Inhalt

Helmut Stoltenberg
E-Mail-Vorteile plus Sicherheit

INNERES

Zur Schaffung des rechtlichen Rahmens für die "Einführung vertrauenswürdiger De-Mail-Dienste im Internet" hat die Bundesregierung einen Gesetzentwurf (17/3630) vorgelegt, mit dem sich das Bundestagsplenum am Donnerstag vergangener Woche in erster Lesung befasste.

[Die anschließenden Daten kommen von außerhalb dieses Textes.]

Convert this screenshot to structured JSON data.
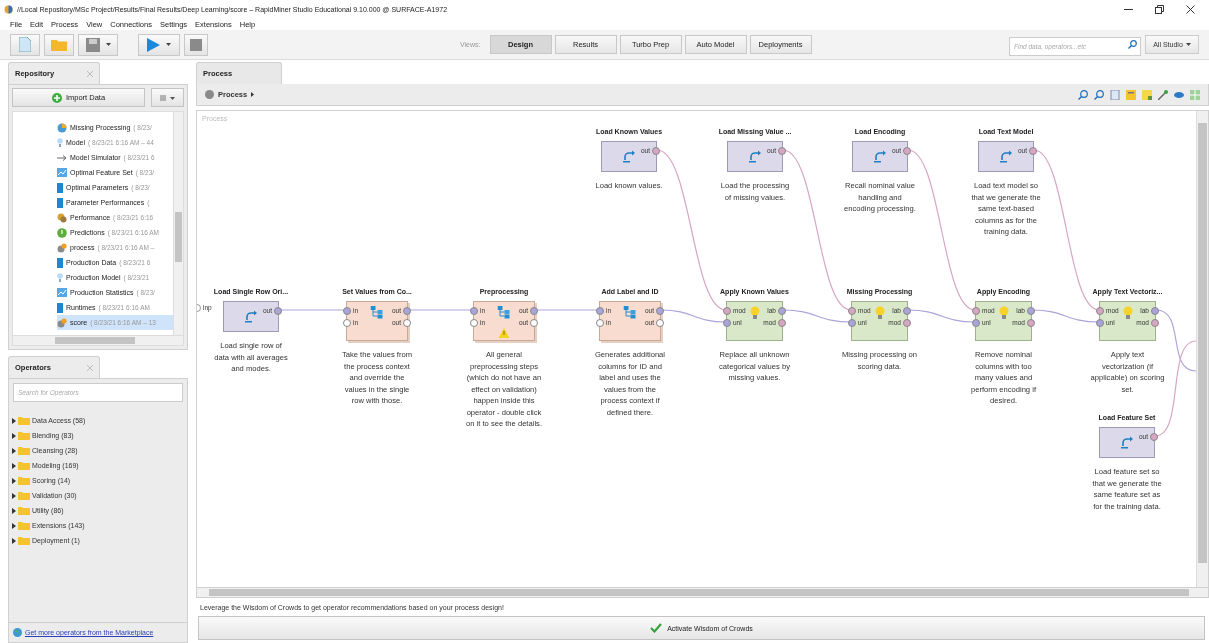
{
  "window": {
    "title": "//Local Repository/MSc Project/Results/Final Results/Deep Learning/score – RapidMiner Studio Educational 9.10.000 @ SURFACE-A1972"
  },
  "menu": [
    "File",
    "Edit",
    "Process",
    "View",
    "Connections",
    "Settings",
    "Extensions",
    "Help"
  ],
  "toolbar": {
    "views_label": "Views:",
    "views": [
      {
        "label": "Design",
        "selected": true
      },
      {
        "label": "Results",
        "selected": false
      },
      {
        "label": "Turbo Prep",
        "selected": false
      },
      {
        "label": "Auto Model",
        "selected": false
      },
      {
        "label": "Deployments",
        "selected": false
      }
    ],
    "search": {
      "placeholder": "Find data, operators...etc"
    },
    "scope": "All Studio"
  },
  "repository": {
    "tab": "Repository",
    "import_button": "Import Data",
    "items": [
      {
        "name": "Missing Processing",
        "meta": "( 8/23/",
        "kind": "preprocessing",
        "selected": false
      },
      {
        "name": "Model",
        "meta": "( 8/23/21 6:16 AM – 44",
        "kind": "model",
        "selected": false
      },
      {
        "name": "Model Simulator",
        "meta": "( 8/23/21 6",
        "kind": "simulator",
        "selected": false
      },
      {
        "name": "Optimal Feature Set",
        "meta": "( 8/23/",
        "kind": "feature-set",
        "selected": false
      },
      {
        "name": "Optimal Parameters",
        "meta": "( 8/23/",
        "kind": "data",
        "selected": false
      },
      {
        "name": "Parameter Performances",
        "meta": "(",
        "kind": "data",
        "selected": false
      },
      {
        "name": "Performance",
        "meta": "( 8/23/21 6:16",
        "kind": "performance",
        "selected": false
      },
      {
        "name": "Predictions",
        "meta": "( 8/23/21 6:16 AM",
        "kind": "prediction",
        "selected": false
      },
      {
        "name": "process",
        "meta": "( 8/23/21 6:16 AM –",
        "kind": "process",
        "selected": false
      },
      {
        "name": "Production Data",
        "meta": "( 8/23/21 6",
        "kind": "data",
        "selected": false
      },
      {
        "name": "Production Model",
        "meta": "( 8/23/21",
        "kind": "model",
        "selected": false
      },
      {
        "name": "Production Statistics",
        "meta": "( 8/23/",
        "kind": "feature-set",
        "selected": false
      },
      {
        "name": "Runtimes",
        "meta": "( 8/23/21 6:16 AM",
        "kind": "data",
        "selected": false
      },
      {
        "name": "score",
        "meta": "( 8/23/21 6:16 AM – 13",
        "kind": "process",
        "selected": true
      }
    ]
  },
  "operators": {
    "tab": "Operators",
    "search": {
      "placeholder": "Search for Operators"
    },
    "folders": [
      "Data Access (58)",
      "Blending (83)",
      "Cleansing (28)",
      "Modeling (169)",
      "Scoring (14)",
      "Validation (30)",
      "Utility (86)",
      "Extensions (143)",
      "Deployment (1)"
    ],
    "marketplace_link": "Get more operators from the Marketplace"
  },
  "process": {
    "tab": "Process",
    "breadcrumb": "Process",
    "canvas_label": "Process",
    "input_port": "inp",
    "operators": [
      {
        "title": "Load Known Values",
        "kind": "retrieve",
        "warning": false,
        "description": "Load known values.",
        "out": [
          {
            "label": "out",
            "color": "#d7a6c3"
          }
        ]
      },
      {
        "title": "Load Missing Value ...",
        "kind": "retrieve",
        "warning": false,
        "description": "Load the processing of missing values.",
        "out": [
          {
            "label": "out",
            "color": "#d7a6c3"
          }
        ]
      },
      {
        "title": "Load Encoding",
        "kind": "retrieve",
        "warning": false,
        "description": "Recall nominal value handling and encoding processing.",
        "out": [
          {
            "label": "out",
            "color": "#d7a6c3"
          }
        ]
      },
      {
        "title": "Load Text Model",
        "kind": "retrieve",
        "warning": false,
        "description": "Load text model so that we generate the same text-based columns as for the training data.",
        "out": [
          {
            "label": "out",
            "color": "#d7a6c3"
          }
        ]
      },
      {
        "title": "Load Single Row Ori...",
        "kind": "retrieve",
        "warning": false,
        "description": "Load single row of data with all averages and modes.",
        "out": [
          {
            "label": "out",
            "color": "#a9a5da"
          }
        ]
      },
      {
        "title": "Set Values from Co...",
        "kind": "subprocess",
        "warning": false,
        "description": "Take the values from the process context and override the values in the single row with those.",
        "in": [
          {
            "label": "in",
            "color": "#a9a5da"
          },
          {
            "label": "in",
            "color": "#ffffff"
          }
        ],
        "out": [
          {
            "label": "out",
            "color": "#a9a5da"
          },
          {
            "label": "out",
            "color": "#ffffff"
          }
        ]
      },
      {
        "title": "Preprocessing",
        "kind": "subprocess",
        "warning": true,
        "description": "All general preprocessing steps (which do not have an effect on validation) happen inside this operator - double click on it to see the details.",
        "in": [
          {
            "label": "in",
            "color": "#a9a5da"
          },
          {
            "label": "in",
            "color": "#ffffff"
          }
        ],
        "out": [
          {
            "label": "out",
            "color": "#a9a5da"
          },
          {
            "label": "out",
            "color": "#ffffff"
          }
        ]
      },
      {
        "title": "Add Label and ID",
        "kind": "subprocess",
        "warning": false,
        "description": "Generates additional columns for ID and label and uses the values from the process context if defined there.",
        "in": [
          {
            "label": "in",
            "color": "#a9a5da"
          },
          {
            "label": "in",
            "color": "#ffffff"
          }
        ],
        "out": [
          {
            "label": "out",
            "color": "#a9a5da"
          },
          {
            "label": "out",
            "color": "#ffffff"
          }
        ]
      },
      {
        "title": "Apply Known Values",
        "kind": "apply",
        "warning": false,
        "description": "Replace all unknown categorical values by missing values.",
        "in": [
          {
            "label": "mod",
            "color": "#d7a6c3"
          },
          {
            "label": "unl",
            "color": "#a9a5da"
          }
        ],
        "out": [
          {
            "label": "lab",
            "color": "#a9a5da"
          },
          {
            "label": "mod",
            "color": "#d7a6c3"
          }
        ]
      },
      {
        "title": "Missing Processing",
        "kind": "apply",
        "warning": false,
        "description": "Missing processing on scoring data.",
        "in": [
          {
            "label": "mod",
            "color": "#d7a6c3"
          },
          {
            "label": "unl",
            "color": "#a9a5da"
          }
        ],
        "out": [
          {
            "label": "lab",
            "color": "#a9a5da"
          },
          {
            "label": "mod",
            "color": "#d7a6c3"
          }
        ]
      },
      {
        "title": "Apply Encoding",
        "kind": "apply",
        "warning": false,
        "description": "Remove nominal columns with too many values and perform encoding if desired.",
        "in": [
          {
            "label": "mod",
            "color": "#d7a6c3"
          },
          {
            "label": "unl",
            "color": "#a9a5da"
          }
        ],
        "out": [
          {
            "label": "lab",
            "color": "#a9a5da"
          },
          {
            "label": "mod",
            "color": "#d7a6c3"
          }
        ]
      },
      {
        "title": "Apply Text Vectoriz...",
        "kind": "apply",
        "warning": false,
        "description": "Apply text vectorization (if applicable) on scoring set.",
        "in": [
          {
            "label": "mod",
            "color": "#d7a6c3"
          },
          {
            "label": "unl",
            "color": "#a9a5da"
          }
        ],
        "out": [
          {
            "label": "lab",
            "color": "#a9a5da"
          },
          {
            "label": "mod",
            "color": "#d7a6c3"
          }
        ]
      },
      {
        "title": "Load Feature Set",
        "kind": "retrieve",
        "warning": false,
        "description": "Load feature set so that we generate the same feature set as for the training data.",
        "out": [
          {
            "label": "out",
            "color": "#d7a6c3"
          }
        ]
      }
    ]
  },
  "hint": "Leverage the Wisdom of Crowds to get operator recommendations based on your process design!",
  "wisdom_button": "Activate Wisdom of Crowds"
}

Wie die Regierung in der Vorlage erläutert, soll mit den De-Mail-Diensten eine zuverlässige und geschützte Infrastruktur eingeführt werden, "die die Vorteile der E-Mail mit Sicherheit und Datenschutz verbindet". Im Rahmen eines Akkreditierungsverfahrens "haben De-Mail-Diensteanbieter nachzuweisen, dass die durch sie angebotenen E-Mail-, Identitätsbestätigungs- und Dokumentenablagedienste hohe Anforderungen an Sicherheit und Datenschutz erfüllen".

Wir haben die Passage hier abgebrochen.